Kristen Anderson thought she had the picture-perfect life until strokes of gray dimmed her outlook on life. Once a happy child, Kristen’s world darkened after three friends and her grandmother died within two years. Still reeling from these losses, she was raped by a friend she thought she could trust. She soon spiraled into a depression that didn’t seem to have an end. Then, on a cold January night at the age of 17, Kristen attempted suicide by laying down on a set of railroad tracks near her parents’ home. She was run over by 33 freight train cars at 50 mph, and both of her legs were severed, but miraculously, she survived!
Kristen and I wrote her book Life, In Spite of Me a few years ago, and God has done some wonderful things in her life! She’s gotten married and has a sweet baby boy. God continues to redeem her life. <click to tweet>
I recently had the opportunity to chat with Kristen again and she shared her story.
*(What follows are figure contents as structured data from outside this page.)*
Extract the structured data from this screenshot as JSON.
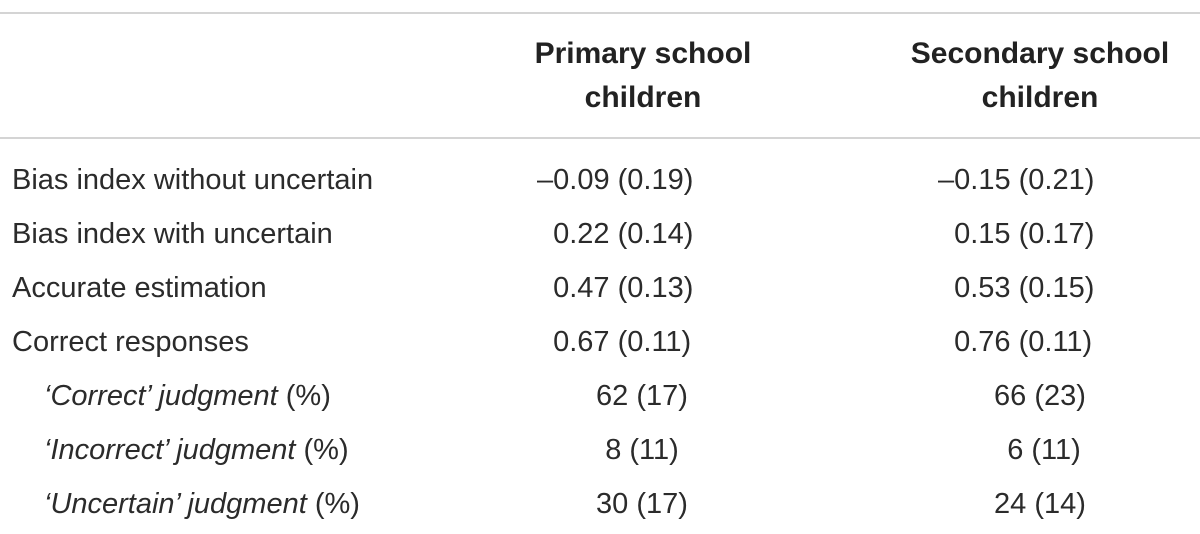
{
  "table": {
    "headers": {
      "col1_line1": "Primary school",
      "col1_line2": "children",
      "col2_line1": "Secondary school",
      "col2_line2": "children"
    },
    "rows": [
      {
        "label": "Bias index without uncertain",
        "primary": "–0.09 (0.19)",
        "secondary": "–0.15 (0.21)"
      },
      {
        "label": "Bias index with uncertain",
        "primary": "  0.22 (0.14)",
        "secondary": "  0.15 (0.17)"
      },
      {
        "label": "Accurate estimation",
        "primary": "  0.47 (0.13)",
        "secondary": "  0.53 (0.15)"
      },
      {
        "label": "Correct responses",
        "primary": "  0.67 (0.11)",
        "secondary": "  0.76 (0.11)"
      },
      {
        "label_italic": "‘Correct’ judgment",
        "label_suffix": " (%)",
        "primary": "62 (17)",
        "secondary": "66 (23)"
      },
      {
        "label_italic": "‘Incorrect’ judgment",
        "label_suffix": " (%)",
        "primary": "8 (11)",
        "secondary": " 6 (11)"
      },
      {
        "label_italic": "‘Uncertain’ judgment",
        "label_suffix": " (%)",
        "primary": "30 (17)",
        "secondary": "24 (14)"
      }
    ]
  }
}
Although it is difficult to hear, I believe it’s important to gain an understanding of the struggles one might go through when experiencing depression and/or suicidal thoughts.
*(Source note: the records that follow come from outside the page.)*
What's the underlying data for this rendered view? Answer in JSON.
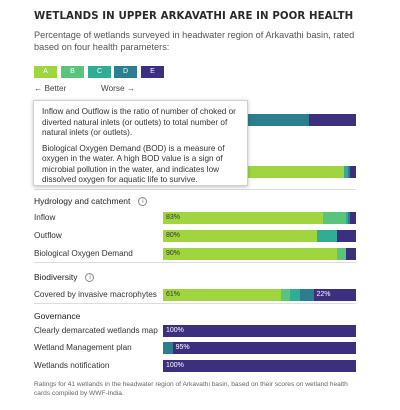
{
  "title": "Wetlands in Upper Arkavathi are in poor health",
  "subtitle": "Percentage of wetlands surveyed in headwater region of Arkavathi basin, rated based on four health parameters:",
  "legend": {
    "grades": [
      "A",
      "B",
      "C",
      "D",
      "E"
    ],
    "better_label": "← Better",
    "worse_label": "Worse →"
  },
  "colors": {
    "A": "#9fd63f",
    "B": "#5ac47c",
    "C": "#30ad94",
    "D": "#2c7d8e",
    "E": "#3d2f80",
    "label_dark": "#333333",
    "label_light": "#ffffff"
  },
  "tooltip": {
    "paragraph1": "Inflow and Outflow is the ratio of number of choked or diverted natural inlets (or outlets) to total number of natural inlets (or outlets).",
    "paragraph2": "Biological Oxygen Demand (BOD) is a measure of oxygen in the water. A high BOD value is a sign of microbial pollution in the water, and indicates low dissolved oxygen for aquatic life to survive."
  },
  "chart_data": {
    "type": "bar",
    "orientation": "horizontal",
    "stacked": true,
    "unit": "percent",
    "xlim": [
      0,
      100
    ],
    "segment_order": [
      "A",
      "B",
      "C",
      "D",
      "E"
    ],
    "groups": [
      {
        "name": "",
        "rows": [
          {
            "label": "",
            "values": [
              0,
              0,
              0,
              37,
              12
            ],
            "labels": {
              "D": "37%"
            }
          },
          {
            "label": "",
            "values": [
              94,
              0,
              2,
              1,
              3
            ],
            "labels": {}
          }
        ]
      },
      {
        "name": "Hydrology and catchment",
        "info": true,
        "rows": [
          {
            "label": "Inflow",
            "values": [
              83,
              12,
              1,
              1,
              3
            ],
            "labels": {
              "A": "83%"
            }
          },
          {
            "label": "Outflow",
            "values": [
              80,
              0,
              10,
              0,
              10
            ],
            "labels": {
              "A": "80%"
            }
          },
          {
            "label": "Biological Oxygen Demand",
            "values": [
              90,
              5,
              0,
              0,
              5
            ],
            "labels": {
              "A": "90%"
            }
          }
        ]
      },
      {
        "name": "Biodiversity",
        "info": true,
        "rows": [
          {
            "label": "Covered by invasive macrophytes",
            "values": [
              61,
              5,
              5,
              7,
              22
            ],
            "labels": {
              "A": "61%",
              "E": "22%"
            }
          }
        ]
      },
      {
        "name": "Governance",
        "info": false,
        "rows": [
          {
            "label": "Clearly demarcated wetlands map",
            "values": [
              0,
              0,
              0,
              0,
              100
            ],
            "labels": {
              "E": "100%"
            }
          },
          {
            "label": "Wetland Management plan",
            "values": [
              0,
              0,
              0,
              5,
              95
            ],
            "labels": {
              "E": "95%"
            }
          },
          {
            "label": "Wetlands notification",
            "values": [
              0,
              0,
              0,
              0,
              100
            ],
            "labels": {
              "E": "100%"
            }
          }
        ]
      }
    ]
  },
  "footnote": "Ratings for 41 wetlands in the headwater region of Arkavathi basin, based on their scores on wetland health cards compiled by WWF-India."
}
listen here: https://triciagoyer.com/walkitout-podcast-023-kristen-anderson/
Here are some suicide warning signs:
- appearing depressed or sad most of the time
- having no hope for the future
- Feeling hopeless, helpless, worthless, or trapped in a situation, and having excessive guilt or shame
- talking or writing about death or suicide
- withdrawing from family or friends
- acting recklessly or impulsively
- a change in personality, sleeping, or eating habits
- decreased interest in most activities
- dramatic mood changes
- giving away prized possessions
You can connect with Kristen and her ministry, Reaching You, on Facebook!
Do you know someone who is struggling with depression or suicidal thoughts? You can call and get help or direct them to the National Suicide Hotline.
The National Suicide Prevention Lifeline provides free and confidential emotional support to people in suicidal crisis or emotional distress 24 hours a day, 7 days a week, across the United States. The Lifeline is comprised of a national network of over 150 local crisis centers, combining custom local care and resources with national standards and best practices.